Lessons Learned From 2008 Food Safety Scare

The food safety scare in the summer of 2008 still leaves a sting for Florida tomato growers. With the more recent Salmonella outbreak in peanut butter, food safety is no less in the news these days. During the 2008 Florida Ag Expo, Joanne Brown, deputy commissioner for the Florida Department of Agriculture and Consumers Services (FDACS), and Dr. Martha Roberts, with the Institute of Food and Agricultural Sciences (IFAS), addressed how the 2008 outbreak was mishandled and lessons that must be learned from it. The food scare made for a long, hot summer. 


According to Brown, in late May, officials in New Mexico and Texas linked numerous illnesses there with eating raw tomatoes in the week prior to the people getting sick. No other food items examined were associated with the illness.

In June, the FDA advised consumers in New Mexico and Texas not to eat certain types of raw tomatoes, which included rounds, Romas, and red plums. 

Two days later, the FDA released a list of states from which it was safe to purchase tomatoes. Florida was not on it. The following day, FDA expanded the advisory warning to consumers in all states to avoid the listed tomatoes. FDACS was informed by FDA that Mexican and Florida tomatoes were involved in their investigation being conducted to determine the source of the Salmonella.
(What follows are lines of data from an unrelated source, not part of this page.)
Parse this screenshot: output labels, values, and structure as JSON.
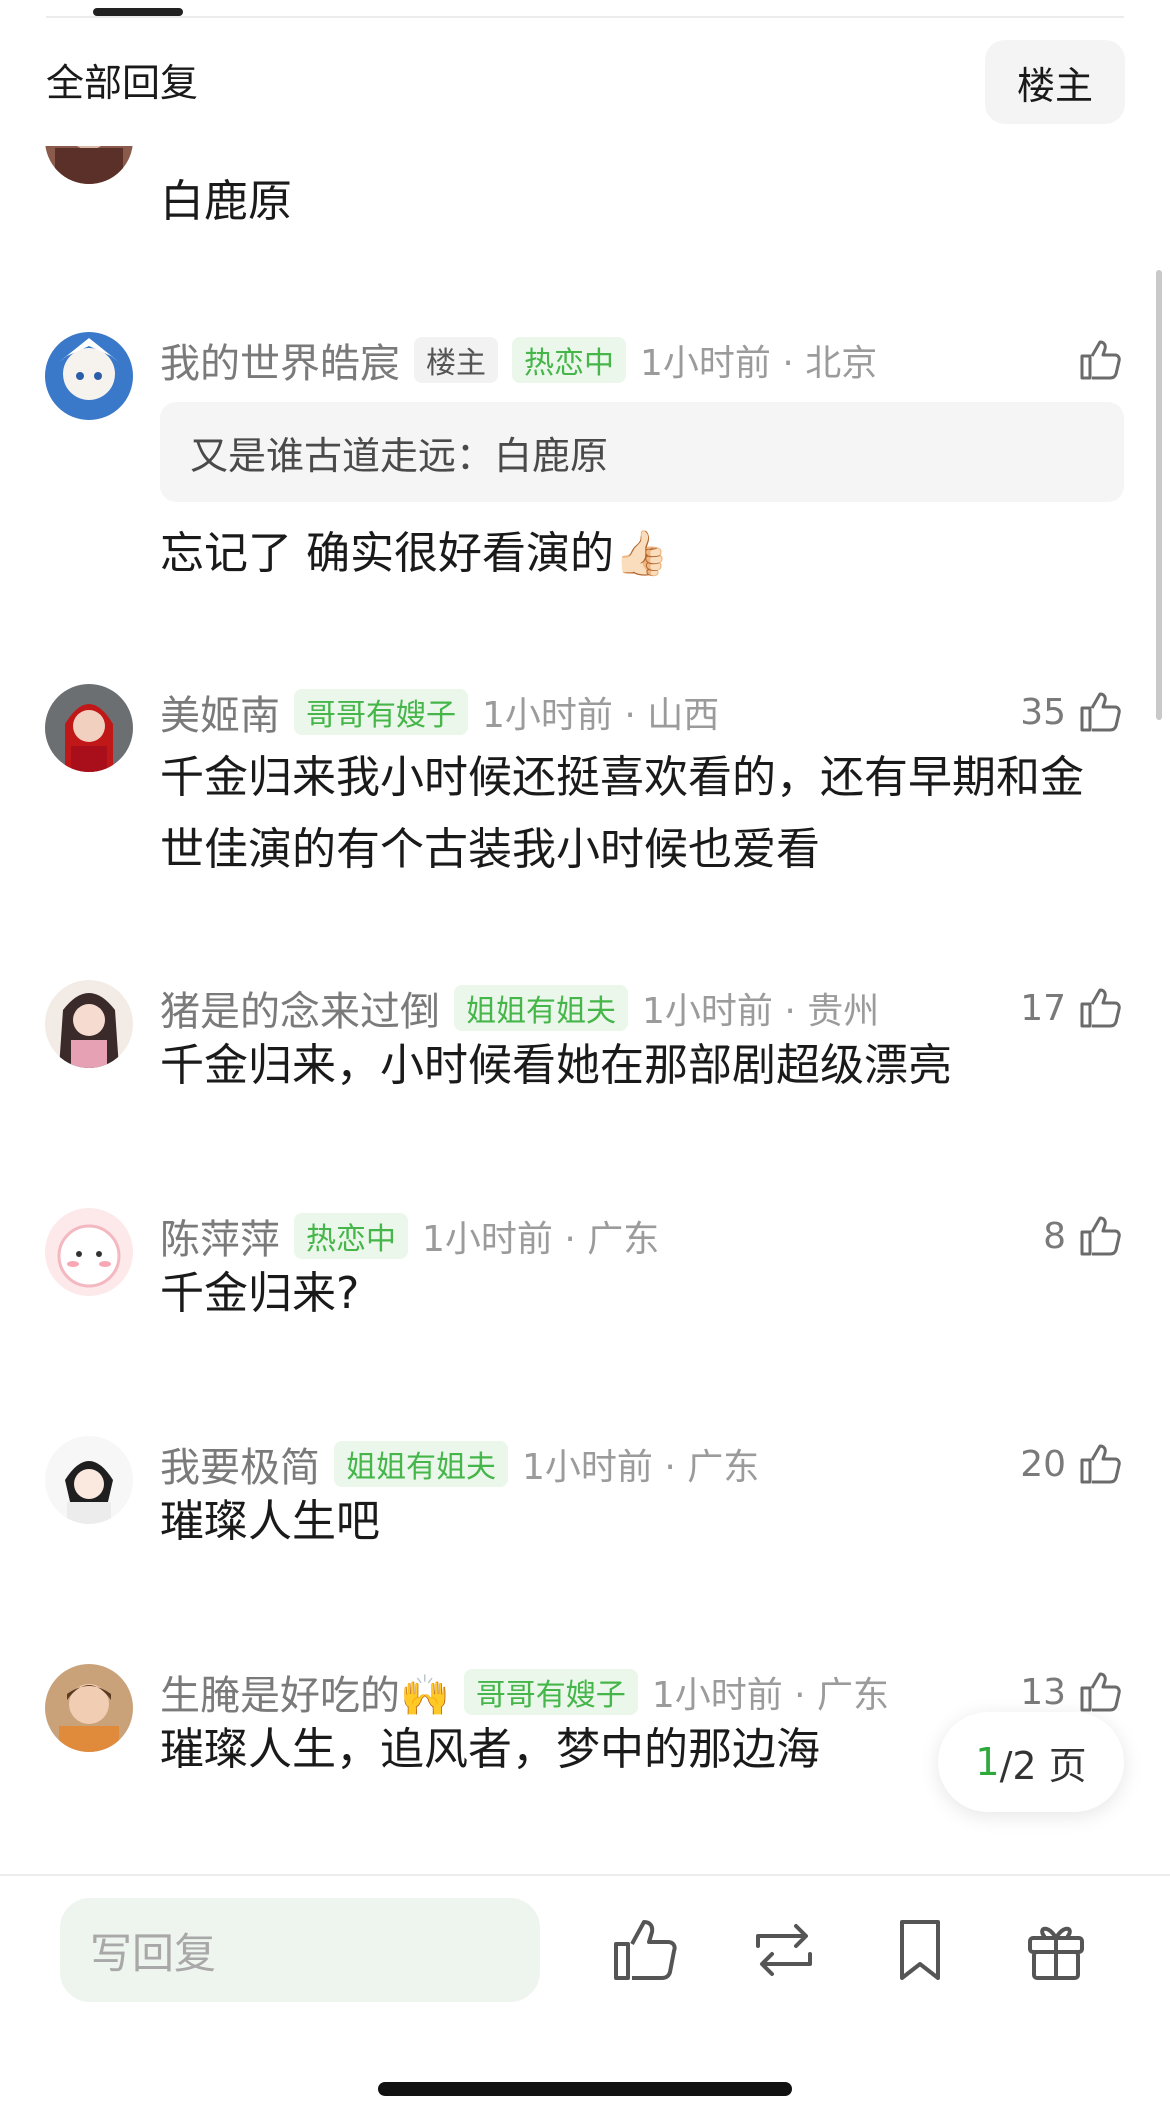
{
  "header": {
    "title": "全部回复",
    "owner_filter": "楼主"
  },
  "comments": [
    {
      "content": "白鹿原"
    },
    {
      "username": "我的世界皓宸",
      "badges": [
        "楼主",
        "热恋中"
      ],
      "time": "1小时前 · 北京",
      "likes": "",
      "quote": "又是谁古道走远：白鹿原",
      "content": "忘记了 确实很好看演的👍🏻"
    },
    {
      "username": "美姬南",
      "badges": [
        "哥哥有嫂子"
      ],
      "time": "1小时前 · 山西",
      "likes": "35",
      "content": "千金归来我小时候还挺喜欢看的，还有早期和金世佳演的有个古装我小时候也爱看"
    },
    {
      "username": "猪是的念来过倒",
      "badges": [
        "姐姐有姐夫"
      ],
      "time": "1小时前 · 贵州",
      "likes": "17",
      "content": "千金归来，小时候看她在那部剧超级漂亮"
    },
    {
      "username": "陈萍萍",
      "badges": [
        "热恋中"
      ],
      "time": "1小时前 · 广东",
      "likes": "8",
      "content": "千金归来?"
    },
    {
      "username": "我要极简",
      "badges": [
        "姐姐有姐夫"
      ],
      "time": "1小时前 · 广东",
      "likes": "20",
      "content": "璀璨人生吧"
    },
    {
      "username": "生腌是好吃的🙌",
      "badges": [
        "哥哥有嫂子"
      ],
      "time": "1小时前 · 广东",
      "likes": "13",
      "content": "璀璨人生，追风者，梦中的那边海"
    }
  ],
  "pagination": {
    "current": "1",
    "total_text": "/2 页"
  },
  "bottom_bar": {
    "reply_placeholder": "写回复"
  },
  "colors": {
    "accent_green": "#46b64a",
    "badge_green_bg": "#eaf7ea",
    "meta_gray": "#9b9b9b"
  },
  "icons": [
    "thumbs-up-icon",
    "repost-icon",
    "bookmark-icon",
    "gift-icon"
  ]
}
Florida and Mexico supplied nearly all of the tomatoes available in the U.S. during the beginning of the outbreak. Over the next four days FDACS, the Florida tomato industry, and FDA worked out a plan to return to the marketplace Florida tomatoes that were not in production at the time of the outbreak. Nineteen tomato-producing counties were added to the FDA’s “safe tomato” list, and all shipments from those counties would be accompanied by a certificate issued from FDACS. 

FDA officials visited numerous locations in Florida during the investigation and tested a large number of environmental and tomato samples. However, they were unable to find any Salmonella that included the saintpaul strain that was the cause of the illnesses.

One month after the nationwide advisory on tomato consumption, investigators linked several restaurants to groups of people who had gotten sick with the same strain of Salmonella. Based on what they had consumed, jalapeño and serrano peppers were implicated in the outbreak. On July 9, FDA issued a warning on consumption of raw jalapeño peppers, and on July 17, it lifted the advisory on tomatoes.

Eventually, FDA tracked the source of the jalapeño peppers to a distributor in Texas and production in Mexico. They isolated the outbreak strain of Salmonella saintpaul from a jalapeño pepper in the warehouse in Texas and from environmental samples at farms in Mexico. On Aug 29, the Centers for Disease Control and Prevention (CDC) declared the outbreak was over. The last official case count was 1,463 cases from 43 states, the District of Columbia, and Canada.

The Florida tomato industry was hit hard by being labeled the source of the outbreak and is now working to restore consumer confidence that was severely damaged by the Salmonella outbreak. The event cost tomato growers $150 million nationally.

Due Diligence

Dr. Martha Roberts noted that Florida growers had already exercised more “due diligence” than others when it comes to food safety by adopting tomato good agricultural practices (T-GAPs) for growers and tomato best management practices (T-BMPs) for post-harvest handlers. These are mandatory practices, and the law went into full effect in July of 2008. Much of the practices were being conducted by growers and handlers when the 2008 outbreak occurred. 

Roberts posed the question that many in the tomato industry were asking after the outbreak: Why spend so much time and resources on these food safety practices, if this is going to happen anyway? She noted that Florida growers and packers went out of their way to cooperate with FDA and CDC officials during the outbreak investigation, but by starting with the presumption that tomatoes were the cause of the outbreak, investigators missed the true source and did massive damage to the industry.

Once the presumption is made that a produce item is the source of an outbreak, irrefutable evidence must be presented that it is not part of the outbreak. That is very difficult to do in a complex supply chain like tomatoes.

Lessons Learned

Roberts noted that the investigation process following an outbreak needs to be streamlined and made more transparent. She added the need for a mechanism to absolve or exonerate a product once associated with an outbreak if it is proven to be clean.

There is a need for better and more immediate communication with CDC, state health departments, and FDA to quickly address outbreaks. And, Roberts stressed the importance of investigators involving state industry personnel during times of crisis — something investigators didn’t fully do during the 2008 Salmonella investigation.

The importance of quick traceback is critical in bringing a food safety scare to a quick resolution. The new T-GAPs and T-BMPs provide for robust record keeping to ensure quicker traceback. However, traceback only works if investigators are tracing the right food, making epidemiology all the more important.

After the outbreak, all parties involved are studying where the investigation went wrong and how to better handle future outbreaks. Currently, there are multiple bills in front of Congress to help achieve much needed reform.